The Court further observed that the victim must be compensated under Section 357A as her fundamental rights under Article 21 (Right to life) have been violated. The High Court in its order categorically stated that “acquittal of the accused, ipso facto, does not mean that the incident of crime did not take place. The victim of the crime may require support, monetary and otherwise to mitigate the loss and injury suffered as a result of the crime. The victim may require rehabilitation.”
Impact of the judgment
Advocate Kaushik Gupta, who is representing the victim in this particular case provided clarity as to the impact of the verdict in this case. He remarked, “Justice Mantha’s order, in this case, is a landmark order as it shifts the concept of justice from the sole purpose of convicting the criminal, to compensatory justice.” Advocate Gupta stated that “when a case is registered under Immoral Traffic (Prevention) Act (ITPA) it takes a huge amount of time and resources to pursue an investigation. Therefore, the investigation carried out is often inadequate, as is the charge sheet. More often than not, this results in the acquittal of accused.”
But the verdict of the Calcutta High Court highlighted this predicament where it was held, “Article 38 of the Constitution obligates the State to render social justice to its citizens. Article 21 of the Constitution of India guaranteeing ‘Right to life’ encompasses within its fold, the ‘Right to live with dignity’. The criminal proceedings may result in acquittal of the accused. Disposal of such criminal proceedings with a particular result does not mean that, the incident of crime did not happen or that the victim is not entitled to or requires compensation.”

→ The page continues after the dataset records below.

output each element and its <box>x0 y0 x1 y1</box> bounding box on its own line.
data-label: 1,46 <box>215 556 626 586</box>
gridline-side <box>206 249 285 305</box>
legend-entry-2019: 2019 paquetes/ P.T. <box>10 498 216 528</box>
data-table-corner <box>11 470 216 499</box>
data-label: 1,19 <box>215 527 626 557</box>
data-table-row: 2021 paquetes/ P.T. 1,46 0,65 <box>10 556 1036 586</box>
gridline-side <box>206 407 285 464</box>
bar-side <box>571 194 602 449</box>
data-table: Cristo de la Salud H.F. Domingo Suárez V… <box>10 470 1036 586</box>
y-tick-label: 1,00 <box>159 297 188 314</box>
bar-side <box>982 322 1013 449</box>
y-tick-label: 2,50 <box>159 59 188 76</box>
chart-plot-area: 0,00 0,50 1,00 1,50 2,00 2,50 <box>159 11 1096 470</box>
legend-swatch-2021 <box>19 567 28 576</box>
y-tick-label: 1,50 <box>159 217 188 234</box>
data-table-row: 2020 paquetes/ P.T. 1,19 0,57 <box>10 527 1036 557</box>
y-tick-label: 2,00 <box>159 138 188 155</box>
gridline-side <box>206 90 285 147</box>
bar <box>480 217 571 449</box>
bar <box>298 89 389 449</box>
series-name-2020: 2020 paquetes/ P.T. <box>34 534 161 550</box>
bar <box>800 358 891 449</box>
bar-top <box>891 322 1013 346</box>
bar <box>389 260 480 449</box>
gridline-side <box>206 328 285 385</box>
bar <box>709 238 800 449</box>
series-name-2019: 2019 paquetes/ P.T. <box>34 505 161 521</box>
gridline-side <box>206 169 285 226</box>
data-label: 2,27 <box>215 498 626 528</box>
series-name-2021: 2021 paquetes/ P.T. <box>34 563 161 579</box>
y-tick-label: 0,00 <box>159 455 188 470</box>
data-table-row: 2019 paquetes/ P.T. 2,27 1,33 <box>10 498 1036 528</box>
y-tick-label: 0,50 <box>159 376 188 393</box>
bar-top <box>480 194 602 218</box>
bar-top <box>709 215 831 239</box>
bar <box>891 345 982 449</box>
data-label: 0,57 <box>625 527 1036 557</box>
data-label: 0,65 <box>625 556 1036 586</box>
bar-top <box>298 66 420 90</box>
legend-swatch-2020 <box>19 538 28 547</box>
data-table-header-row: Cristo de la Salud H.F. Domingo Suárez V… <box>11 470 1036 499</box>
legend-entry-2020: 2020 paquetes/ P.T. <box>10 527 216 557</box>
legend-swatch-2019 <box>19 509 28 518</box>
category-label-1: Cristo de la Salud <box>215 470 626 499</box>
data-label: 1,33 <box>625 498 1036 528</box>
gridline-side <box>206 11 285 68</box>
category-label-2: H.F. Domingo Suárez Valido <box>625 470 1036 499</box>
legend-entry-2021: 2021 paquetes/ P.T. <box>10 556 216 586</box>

Monday’s verdict championed the cause of justice and paved the path for many such victims to seek compensation and will help in their rehabilitation as was pointed out by Ravi Kant, founder of anti-trafficking charity Shakti Vahini who stated their future course of action would be “to file applications for all the rescued victims as we rescue 200 to 250 trafficked girls every year who are from West Bengal.”